Wednesday’s Lebanese Cabinet session saw talks on the recent clash between residents of the Metn town of Mansourieh and security forces over the installation of high-voltage power lines, which protesters say can cause cancerous diseases.
On the sidelines of the session, Information Minister Jamal al-Jarrah said: “Studies have proved that no harm would result from the high-voltage lines in Mansourieh; the standards to which we have committed are higher than European standards.”
He added: “The decision of the Council of Ministers is final in this regard and the security forces are tasked with securing the project implementation; attacks on the security forces will lead to problems.”
Energy Minister Nada al-Boustani, for her part, said that the high-voltage lines extended all over Lebanon, over Tire, Sidon, Keserouan and Metn, adding that they spare technical waste worth $20 million.
“We are against the use of force against demonstrators, as well as against the security forces,” she added.
Asharq Al-Awsat met the protesters in the area. One of the demonstrators appealed to Hezbollah Secretary General Hassan Nasrallah to intervene because he was “the only effective force in Lebanon.”
Another pointed to the workers, saying: “They are all Syrians. While Foreign Minister Gebran Bassil is demanding their return to their country, he is using them today to kill us with cancer.”
“We have given the ministry studies that confirm the danger of extending the lines, but we do not know if they have read any of them,” said Mona Harb.
The residents have asked the government to extend underground lines, instead of installing them near the houses.
“They argue that the underground link will cost an additional $4 million, but they forget about the billions they have wasted on power ships, and the millions of dollars that the Ministry of Health will spend to cure the diseases that will afflict us if they complete their crime,” Harb remarked.

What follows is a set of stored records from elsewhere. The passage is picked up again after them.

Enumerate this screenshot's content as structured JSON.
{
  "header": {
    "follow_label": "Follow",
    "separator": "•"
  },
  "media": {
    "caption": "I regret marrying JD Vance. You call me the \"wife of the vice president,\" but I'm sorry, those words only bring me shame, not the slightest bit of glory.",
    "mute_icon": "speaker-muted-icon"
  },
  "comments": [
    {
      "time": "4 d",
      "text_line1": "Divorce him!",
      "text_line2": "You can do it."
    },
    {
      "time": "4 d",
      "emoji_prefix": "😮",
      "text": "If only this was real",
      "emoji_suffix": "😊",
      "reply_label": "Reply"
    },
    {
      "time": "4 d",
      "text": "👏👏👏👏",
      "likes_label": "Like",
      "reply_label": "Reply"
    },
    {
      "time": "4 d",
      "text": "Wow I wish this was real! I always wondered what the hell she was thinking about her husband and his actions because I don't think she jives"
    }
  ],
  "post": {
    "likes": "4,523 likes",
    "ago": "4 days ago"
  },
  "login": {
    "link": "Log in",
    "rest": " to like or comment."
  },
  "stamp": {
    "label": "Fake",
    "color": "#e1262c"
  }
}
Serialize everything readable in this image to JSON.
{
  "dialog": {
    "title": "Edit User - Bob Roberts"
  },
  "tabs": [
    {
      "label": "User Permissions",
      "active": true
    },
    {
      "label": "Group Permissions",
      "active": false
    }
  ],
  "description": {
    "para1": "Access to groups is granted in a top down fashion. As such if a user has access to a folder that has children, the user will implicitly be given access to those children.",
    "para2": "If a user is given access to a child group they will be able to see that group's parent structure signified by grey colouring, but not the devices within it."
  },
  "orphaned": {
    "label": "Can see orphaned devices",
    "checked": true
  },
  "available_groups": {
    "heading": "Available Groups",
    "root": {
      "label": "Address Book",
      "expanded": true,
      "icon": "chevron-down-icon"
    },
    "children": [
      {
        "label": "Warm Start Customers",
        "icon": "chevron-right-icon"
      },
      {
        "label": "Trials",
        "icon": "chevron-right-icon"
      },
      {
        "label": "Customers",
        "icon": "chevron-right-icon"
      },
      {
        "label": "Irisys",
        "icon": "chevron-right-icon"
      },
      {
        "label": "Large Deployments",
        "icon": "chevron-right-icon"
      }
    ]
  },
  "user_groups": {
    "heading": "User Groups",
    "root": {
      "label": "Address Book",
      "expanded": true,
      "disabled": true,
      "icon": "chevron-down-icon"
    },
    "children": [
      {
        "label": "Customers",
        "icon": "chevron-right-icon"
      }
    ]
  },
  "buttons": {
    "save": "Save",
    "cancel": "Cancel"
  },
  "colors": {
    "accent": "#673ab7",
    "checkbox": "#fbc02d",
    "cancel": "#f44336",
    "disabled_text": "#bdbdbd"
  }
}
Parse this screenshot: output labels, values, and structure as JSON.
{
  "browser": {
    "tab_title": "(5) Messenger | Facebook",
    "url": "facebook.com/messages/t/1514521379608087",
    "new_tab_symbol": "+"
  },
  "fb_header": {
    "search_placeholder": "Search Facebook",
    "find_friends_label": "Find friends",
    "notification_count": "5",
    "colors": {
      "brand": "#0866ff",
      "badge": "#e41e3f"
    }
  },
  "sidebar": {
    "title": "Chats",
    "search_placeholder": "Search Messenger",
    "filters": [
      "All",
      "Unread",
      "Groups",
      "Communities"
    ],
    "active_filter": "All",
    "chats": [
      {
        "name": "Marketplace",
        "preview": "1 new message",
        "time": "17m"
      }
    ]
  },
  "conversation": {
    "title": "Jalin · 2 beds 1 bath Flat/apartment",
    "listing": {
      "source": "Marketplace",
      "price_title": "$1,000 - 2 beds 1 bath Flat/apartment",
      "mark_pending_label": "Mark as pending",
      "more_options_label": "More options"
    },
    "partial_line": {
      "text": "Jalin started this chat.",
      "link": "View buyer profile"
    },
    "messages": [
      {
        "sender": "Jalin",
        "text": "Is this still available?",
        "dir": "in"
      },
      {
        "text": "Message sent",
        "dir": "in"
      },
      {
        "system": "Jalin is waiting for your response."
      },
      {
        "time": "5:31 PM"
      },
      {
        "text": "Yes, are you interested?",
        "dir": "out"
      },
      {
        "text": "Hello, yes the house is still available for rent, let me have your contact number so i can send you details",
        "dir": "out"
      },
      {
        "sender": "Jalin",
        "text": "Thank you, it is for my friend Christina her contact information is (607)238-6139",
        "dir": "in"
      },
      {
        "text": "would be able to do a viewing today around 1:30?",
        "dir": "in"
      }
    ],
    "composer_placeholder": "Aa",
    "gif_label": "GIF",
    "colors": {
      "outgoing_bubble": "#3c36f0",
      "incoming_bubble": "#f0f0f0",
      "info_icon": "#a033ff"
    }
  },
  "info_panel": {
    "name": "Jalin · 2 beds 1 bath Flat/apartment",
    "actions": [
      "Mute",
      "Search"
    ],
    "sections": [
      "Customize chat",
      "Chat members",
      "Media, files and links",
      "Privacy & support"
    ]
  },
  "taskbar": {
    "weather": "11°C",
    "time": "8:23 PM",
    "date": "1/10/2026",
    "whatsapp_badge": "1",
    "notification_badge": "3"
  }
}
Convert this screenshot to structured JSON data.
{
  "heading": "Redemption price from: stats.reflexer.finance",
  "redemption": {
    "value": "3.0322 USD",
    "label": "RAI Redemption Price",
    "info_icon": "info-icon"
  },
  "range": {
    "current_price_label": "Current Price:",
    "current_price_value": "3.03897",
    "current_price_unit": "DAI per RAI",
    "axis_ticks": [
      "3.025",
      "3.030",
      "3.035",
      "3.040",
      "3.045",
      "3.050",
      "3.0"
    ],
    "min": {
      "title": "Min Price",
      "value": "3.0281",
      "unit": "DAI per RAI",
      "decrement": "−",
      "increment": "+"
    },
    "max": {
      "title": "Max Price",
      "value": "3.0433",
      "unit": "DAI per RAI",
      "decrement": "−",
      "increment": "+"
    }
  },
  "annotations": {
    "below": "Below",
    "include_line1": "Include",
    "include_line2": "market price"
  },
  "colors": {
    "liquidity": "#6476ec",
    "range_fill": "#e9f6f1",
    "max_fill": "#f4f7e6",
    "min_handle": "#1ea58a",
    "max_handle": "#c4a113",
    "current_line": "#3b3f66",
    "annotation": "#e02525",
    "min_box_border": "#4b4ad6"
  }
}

She indicated that the basic plan was to extend the lines in a land that has no houses on it, “but the property belongs to an influential figure, so the location of the project was changed.”
The residents of Mansourieh have been voicing their rejection of the project for 18 years now. The irony is that the Free Patriotic Movement was totally against the extension of the high-voltage power lines in the region. It even participated in the residents’ sit-ins and supported them, until Bassil took over the energy portfolio and then gave it to the current deputy and former minister Cesar Abu Khalil and then to Nada al-Boustani.